One of the models used in this study, known as fastprop and developed by others in the Burns and Green’s lab, incorporates “static embeding”. This means that the model already knows embeding for each molecule, before it starts making any kind of analysis.
Other models, kempop, learns an embeding for each molecule during training, at the same time when it learns to combine embeding characteristics with a characteristic such as solubility. This model developed in many MIT labs has already been used for functions such as antibiotic discovery, lipid nanopartical design and chemical reaction rates.
Researchers trained both types of models at more than 40,000 data points from BIGSOLDB, including information about the effects of temperature, which plays an important role in solubility. Then, he tested the model on about 1,000 solutions that were stopped from training data. He found that the model predictions were solubrops, two to three times more accurate than the previous best models, and the new models were especially accurate in predicting the variation in solubility due to temperature.
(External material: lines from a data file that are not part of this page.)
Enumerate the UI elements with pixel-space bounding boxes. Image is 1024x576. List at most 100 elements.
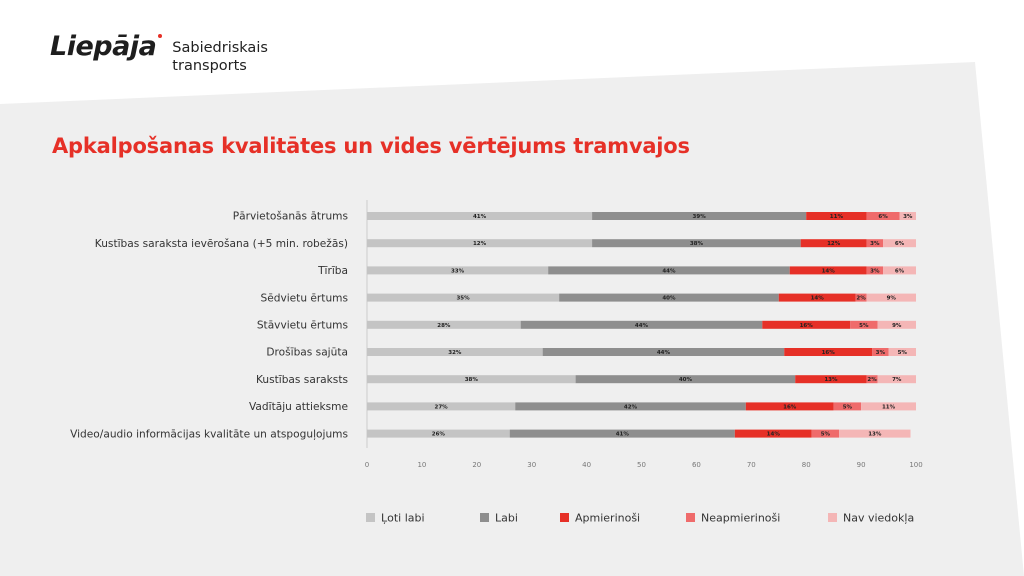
bar-value-label: 40%: [662, 296, 676, 302]
bar-segment: [806, 212, 867, 220]
bar-value-label: 38%: [690, 241, 704, 247]
bar-segment: [795, 375, 867, 384]
legend-swatch: [480, 513, 489, 522]
brand-logo: Liepāja Sabiedriskais transports: [50, 32, 282, 75]
x-tick-label: 80: [802, 461, 811, 469]
bar-segment: [542, 348, 785, 356]
bar-segment: [883, 266, 916, 275]
bar-value-label: 44%: [635, 323, 649, 329]
bar-value-label: 3%: [870, 241, 880, 247]
category-label: Vadītāju attieksme: [249, 401, 348, 413]
bar-value-label: 13%: [824, 377, 838, 383]
bar-segment: [520, 320, 763, 329]
bar-segment: [861, 402, 916, 411]
bar-value-label: 33%: [451, 268, 465, 274]
bar-segment: [855, 293, 867, 302]
category-label: Pārvietošanās ātrums: [233, 211, 348, 223]
bar-value-label: 11%: [830, 214, 844, 220]
x-tick-label: 40: [582, 461, 591, 469]
bar-value-label: 35%: [456, 296, 470, 302]
bar-segment: [789, 266, 867, 275]
bar-segment: [548, 266, 790, 275]
x-tick-label: 30: [527, 461, 536, 469]
bar-value-label: 14%: [822, 268, 836, 274]
category-label: Kustības saraksts: [256, 374, 348, 386]
category-label: Tīrība: [317, 265, 348, 277]
bar-segment: [899, 212, 916, 220]
bars-group: 41% 39% 11% 6% 3% 12% 38% 12% 3% 6% 33% 44% 14% 3% 6% 3…: [367, 212, 916, 438]
bar-value-label: 5%: [898, 350, 908, 356]
x-tick-label: 0: [365, 461, 369, 469]
bar-value-label: 11%: [882, 404, 896, 410]
bar-segment: [850, 320, 878, 329]
bar-segment: [866, 375, 878, 384]
bar-value-label: 32%: [448, 350, 462, 356]
bar-value-label: 5%: [859, 323, 869, 329]
bar-value-label: 3%: [870, 268, 880, 274]
bar-segment: [762, 320, 851, 329]
bar-value-label: 38%: [465, 377, 479, 383]
bar-value-label: 12%: [473, 241, 487, 247]
bar-segment: [883, 239, 916, 248]
bar-value-label: 3%: [876, 350, 886, 356]
bar-segment: [866, 212, 900, 220]
x-axis: 0 10 20 30 40 50 60 70 80 90 100: [365, 461, 923, 469]
x-tick-label: 60: [692, 461, 701, 469]
category-label: Stāvvietu ērtums: [257, 320, 348, 332]
bar-value-label: 5%: [821, 432, 831, 438]
bar-segment: [367, 402, 516, 411]
bar-segment: [866, 266, 884, 275]
bar-segment: [833, 402, 862, 411]
category-label: Sēdvietu ērtums: [260, 292, 348, 304]
bar-value-label: 41%: [616, 432, 630, 438]
legend-swatch: [686, 513, 695, 522]
legend-label: Nav viedokļa: [843, 512, 914, 525]
x-tick-label: 100: [909, 461, 922, 469]
logo-wordmark: Liepāja: [50, 31, 157, 62]
bar-segment: [367, 266, 549, 275]
bar-segment: [592, 212, 807, 220]
bar-segment: [839, 429, 911, 438]
bar-segment: [866, 293, 916, 302]
chart-title: Apkalpošanas kvalitātes un vides vērtēju…: [52, 134, 690, 158]
bar-segment: [509, 429, 735, 438]
brand-subtitle-line1: Sabiedriskais: [172, 40, 268, 56]
bar-value-label: 16%: [822, 350, 836, 356]
bar-segment: [784, 348, 873, 356]
bar-value-label: 42%: [624, 404, 638, 410]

Says Burns, “Being able to accurately reproduce those small changes in solubility due to temperature, even when the experimental noise is too large, the really positive indication was that the network correctly learned an underlying solubility prediction function,” Berns says.
Accurate predictions
Researchers had expected that Kempop based models, which are capable of learning new representations because it goes along, would be able to make more accurate predictions. However, for his surprise, he found that the two models essentially performed equally. Researchers say that this suggests the main limit on their performance is the quality of data, and that along with the model is performing on the basis of theoretically possible data, what they are using, the researchers say.
“When you have enough data, Chemprop should always perform better than any stable embeding,” says Burns. “We were blown to see that the static and learned embeding were all different in the performance performance in all the different -shatter, which indicates us that the data limits in this location dominated the model performance.”
Models can be more accurate, researchers say, if better training and testing data were available – ideally, data received by a person or a group of people, all are trained to use the same way.
“One of the large boundaries of using this type of compiled dataset is that different laboratories use separate methods and experimental conditions when they test solubility. It contributes to this variability between different datasets,” says Atia.
Because the model based on Fastprop makes its predictions faster and has a code that is easy to customize other users, researchers decided to create one who is known as Fastsolva, which is available to the public. Many pharmaceutical companies have started using it.
“The drug discovery pipeline has applications,” Burns. “We are also excited to see, out of formulation and search of medicine, where people can use this model.”
Research was funded by the US Energy Department.